I was the one that they weren’t fully sold on. Evan had seen me talk my way out of a situation, but neither of them had any evidence that I was physically capable. And to be perfectly honest, Anastania seemed a little uncomfortable around me.
“We’re all extraordinary? Well, what makes her so special?” she asked Amelia with a nod towards me. My mouth fell open. That was rude.
“Go on, tell her” Amelia nodded to me. I nodded, took a breath, and looked the elf in the eyes.
“I am a writer. I’m hoping to get my books in stores one day” I told her confidently.
“Oh” she said, looking impressed, “I thought barbarians couldn’t read” she added. There was a loud slapping noise, and I looked over to see Amelia with her palm to her forehead.
“That’s not what I meant, Erica!” she winced.
“What did you mean?”
“Tell them about the damn shark!”
I did. I told them the story of me fighting the megalodon. I did a better story writing it here, for you. I was drunk that night, telling it to them. And I really wanted to impress her.
Well, I got my wish. She was captivated the entire time. She may have been a little drunk, but she didn’t even notice Evan trying to get out of the booth past her until he touched her cheek with a light brush.
She squeaked, her ears flipped back and pinned close to her head, and then she fell out of the booth. I tried to reach down to help her up but succeeded only in adding myself to the floor. Evan stepped out and offered to help her up. She was looking me in the eye, a smile on her lips. Ice cubes sat on the floor between us.

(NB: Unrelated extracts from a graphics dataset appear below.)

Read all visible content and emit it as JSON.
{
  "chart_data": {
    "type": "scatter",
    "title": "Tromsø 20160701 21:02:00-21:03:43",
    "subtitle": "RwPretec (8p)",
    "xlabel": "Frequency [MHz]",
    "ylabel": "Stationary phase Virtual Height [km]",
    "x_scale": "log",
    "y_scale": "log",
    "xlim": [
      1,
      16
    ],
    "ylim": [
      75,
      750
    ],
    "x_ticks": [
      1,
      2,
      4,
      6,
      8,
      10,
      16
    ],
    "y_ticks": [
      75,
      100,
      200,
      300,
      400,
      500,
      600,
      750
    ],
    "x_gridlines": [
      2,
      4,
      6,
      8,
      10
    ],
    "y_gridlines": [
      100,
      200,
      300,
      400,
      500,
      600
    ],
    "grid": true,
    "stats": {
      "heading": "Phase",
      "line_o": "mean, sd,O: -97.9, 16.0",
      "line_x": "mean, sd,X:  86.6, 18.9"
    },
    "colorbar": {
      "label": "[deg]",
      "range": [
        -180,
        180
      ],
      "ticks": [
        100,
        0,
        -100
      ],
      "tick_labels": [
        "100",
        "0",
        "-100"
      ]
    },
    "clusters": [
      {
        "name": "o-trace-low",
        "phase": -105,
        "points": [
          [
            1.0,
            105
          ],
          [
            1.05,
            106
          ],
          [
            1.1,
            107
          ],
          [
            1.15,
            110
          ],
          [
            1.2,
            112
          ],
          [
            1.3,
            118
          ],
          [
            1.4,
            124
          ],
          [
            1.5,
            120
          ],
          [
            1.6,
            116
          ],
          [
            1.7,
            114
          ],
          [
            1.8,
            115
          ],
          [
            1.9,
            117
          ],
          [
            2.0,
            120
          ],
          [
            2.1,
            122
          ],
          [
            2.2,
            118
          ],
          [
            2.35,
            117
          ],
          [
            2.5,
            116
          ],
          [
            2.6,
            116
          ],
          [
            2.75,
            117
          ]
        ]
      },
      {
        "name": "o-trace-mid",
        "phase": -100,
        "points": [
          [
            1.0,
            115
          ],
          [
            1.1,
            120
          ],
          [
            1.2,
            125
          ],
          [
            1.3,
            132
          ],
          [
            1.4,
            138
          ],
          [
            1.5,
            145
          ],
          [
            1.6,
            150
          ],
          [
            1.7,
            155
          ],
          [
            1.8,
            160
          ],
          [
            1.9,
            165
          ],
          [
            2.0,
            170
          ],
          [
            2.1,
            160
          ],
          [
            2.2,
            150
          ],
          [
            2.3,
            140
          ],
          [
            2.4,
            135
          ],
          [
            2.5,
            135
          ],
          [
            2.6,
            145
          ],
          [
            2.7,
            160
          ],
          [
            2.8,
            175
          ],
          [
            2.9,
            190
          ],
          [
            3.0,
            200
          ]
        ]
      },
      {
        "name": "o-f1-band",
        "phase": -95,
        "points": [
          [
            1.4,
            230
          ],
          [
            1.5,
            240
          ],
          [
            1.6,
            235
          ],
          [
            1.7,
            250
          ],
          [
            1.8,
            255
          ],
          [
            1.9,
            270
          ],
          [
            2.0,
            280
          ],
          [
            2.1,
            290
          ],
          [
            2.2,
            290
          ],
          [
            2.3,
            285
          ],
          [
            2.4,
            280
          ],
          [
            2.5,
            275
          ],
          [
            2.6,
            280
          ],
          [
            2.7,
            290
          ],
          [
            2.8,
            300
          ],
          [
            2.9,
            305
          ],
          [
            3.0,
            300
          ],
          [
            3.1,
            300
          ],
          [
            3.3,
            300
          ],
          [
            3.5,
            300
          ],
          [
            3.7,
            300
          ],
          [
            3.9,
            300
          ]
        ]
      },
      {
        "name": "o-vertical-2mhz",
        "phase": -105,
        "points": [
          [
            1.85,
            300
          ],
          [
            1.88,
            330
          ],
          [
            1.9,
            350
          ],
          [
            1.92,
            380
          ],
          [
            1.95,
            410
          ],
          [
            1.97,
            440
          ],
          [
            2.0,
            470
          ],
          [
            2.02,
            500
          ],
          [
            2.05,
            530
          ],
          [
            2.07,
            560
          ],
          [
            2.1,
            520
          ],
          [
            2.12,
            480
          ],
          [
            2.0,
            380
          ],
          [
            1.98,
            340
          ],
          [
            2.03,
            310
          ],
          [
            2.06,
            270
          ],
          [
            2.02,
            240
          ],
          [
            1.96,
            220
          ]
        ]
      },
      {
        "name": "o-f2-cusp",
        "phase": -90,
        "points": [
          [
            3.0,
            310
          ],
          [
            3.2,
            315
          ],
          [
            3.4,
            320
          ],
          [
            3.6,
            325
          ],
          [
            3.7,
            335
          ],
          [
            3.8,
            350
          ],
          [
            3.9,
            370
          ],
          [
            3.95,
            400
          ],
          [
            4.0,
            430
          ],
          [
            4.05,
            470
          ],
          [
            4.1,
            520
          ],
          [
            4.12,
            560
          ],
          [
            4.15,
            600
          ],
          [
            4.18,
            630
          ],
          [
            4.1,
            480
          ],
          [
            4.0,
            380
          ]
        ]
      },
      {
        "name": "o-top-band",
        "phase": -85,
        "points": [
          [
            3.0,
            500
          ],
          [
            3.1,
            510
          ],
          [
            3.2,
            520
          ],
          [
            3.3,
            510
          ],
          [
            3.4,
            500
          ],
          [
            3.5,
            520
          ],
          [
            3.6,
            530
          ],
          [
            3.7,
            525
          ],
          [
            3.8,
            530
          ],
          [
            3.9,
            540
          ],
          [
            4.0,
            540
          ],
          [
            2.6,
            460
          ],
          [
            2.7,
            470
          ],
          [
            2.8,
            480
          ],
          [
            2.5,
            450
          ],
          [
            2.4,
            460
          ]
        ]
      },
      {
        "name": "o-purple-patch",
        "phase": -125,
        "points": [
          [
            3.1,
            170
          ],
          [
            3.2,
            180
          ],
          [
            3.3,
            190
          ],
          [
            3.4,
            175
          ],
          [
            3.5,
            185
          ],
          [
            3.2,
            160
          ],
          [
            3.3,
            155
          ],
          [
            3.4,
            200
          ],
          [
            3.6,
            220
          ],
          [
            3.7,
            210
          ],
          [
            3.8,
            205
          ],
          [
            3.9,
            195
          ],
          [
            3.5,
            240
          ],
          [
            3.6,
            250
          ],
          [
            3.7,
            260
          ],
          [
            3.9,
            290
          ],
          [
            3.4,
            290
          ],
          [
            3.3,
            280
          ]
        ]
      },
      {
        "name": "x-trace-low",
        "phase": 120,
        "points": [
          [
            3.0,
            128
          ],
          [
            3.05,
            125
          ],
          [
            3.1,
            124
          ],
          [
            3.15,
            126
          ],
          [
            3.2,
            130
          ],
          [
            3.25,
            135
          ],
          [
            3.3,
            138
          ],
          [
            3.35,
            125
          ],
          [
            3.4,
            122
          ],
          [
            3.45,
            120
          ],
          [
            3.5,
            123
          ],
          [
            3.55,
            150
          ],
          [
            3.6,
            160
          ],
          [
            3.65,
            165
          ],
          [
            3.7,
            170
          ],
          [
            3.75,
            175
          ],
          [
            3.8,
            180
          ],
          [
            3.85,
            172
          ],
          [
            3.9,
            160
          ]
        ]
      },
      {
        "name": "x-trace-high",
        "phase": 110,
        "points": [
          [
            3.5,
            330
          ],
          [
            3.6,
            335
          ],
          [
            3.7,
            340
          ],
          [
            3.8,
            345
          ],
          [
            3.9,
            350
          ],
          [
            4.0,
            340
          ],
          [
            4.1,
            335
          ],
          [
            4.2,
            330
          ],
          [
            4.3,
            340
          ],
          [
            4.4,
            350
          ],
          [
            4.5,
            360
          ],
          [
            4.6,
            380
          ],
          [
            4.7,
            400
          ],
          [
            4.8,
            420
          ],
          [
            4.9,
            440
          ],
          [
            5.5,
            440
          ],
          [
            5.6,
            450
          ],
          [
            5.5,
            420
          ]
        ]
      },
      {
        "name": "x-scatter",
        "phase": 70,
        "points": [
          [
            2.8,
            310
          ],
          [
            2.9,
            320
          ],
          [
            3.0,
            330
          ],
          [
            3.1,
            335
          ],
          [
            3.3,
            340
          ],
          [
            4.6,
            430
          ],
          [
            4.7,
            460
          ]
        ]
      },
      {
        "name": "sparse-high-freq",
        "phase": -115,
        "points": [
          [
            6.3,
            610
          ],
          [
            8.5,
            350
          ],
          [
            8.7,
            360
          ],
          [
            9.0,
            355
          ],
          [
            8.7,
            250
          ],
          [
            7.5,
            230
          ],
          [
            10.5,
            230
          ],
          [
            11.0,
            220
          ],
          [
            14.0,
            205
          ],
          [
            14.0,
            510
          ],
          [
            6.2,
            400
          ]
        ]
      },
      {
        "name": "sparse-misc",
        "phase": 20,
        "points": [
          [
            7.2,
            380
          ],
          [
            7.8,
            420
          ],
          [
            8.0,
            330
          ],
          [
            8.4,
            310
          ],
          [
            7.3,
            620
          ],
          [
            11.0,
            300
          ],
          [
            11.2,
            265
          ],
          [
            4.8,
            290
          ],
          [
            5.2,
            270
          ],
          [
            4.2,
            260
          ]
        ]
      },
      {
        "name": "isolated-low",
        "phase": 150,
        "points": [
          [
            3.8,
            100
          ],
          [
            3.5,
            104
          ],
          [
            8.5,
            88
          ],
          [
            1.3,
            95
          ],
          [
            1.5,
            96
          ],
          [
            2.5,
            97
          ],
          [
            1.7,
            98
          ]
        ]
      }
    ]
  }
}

“No, thank you. I’m fine,” she said happily to him without breaking eye contact with me. I wanted to say something, but everything sounded stupid in my head. Evan walked off, and Amelia hummed to herself. “I thought you were a crazy woman when I first met you” Anastania told me as we lay there, “and, if half of what you say is true, then I was very right about that. But I was also very wrong when I said I didn’t want to go with you” she said, reaching a hand toward me and placing it on my cheek. “I want to see the world. I’m not ready to stay here. I want to see the world. Did I say that already? Well, I mean it” she said assuredly. I just listened to her, in love with the moment. “I want to see the world, and I think you could help me stay safe while I do it. Will you be there for me?” she pleaded. I nodded, dumbstruck. “Good!” she smiled, “I’m so excited! I think we’re going to be good friends, Rika”
“Are you two getting up from there, or should we send you to the room?” Amelia asked, peeking her head over the seat. I smiled at her; my heart too full of wonder to allow my brain to find words. Words weren’t necessary. I had just made the most important promise of my life.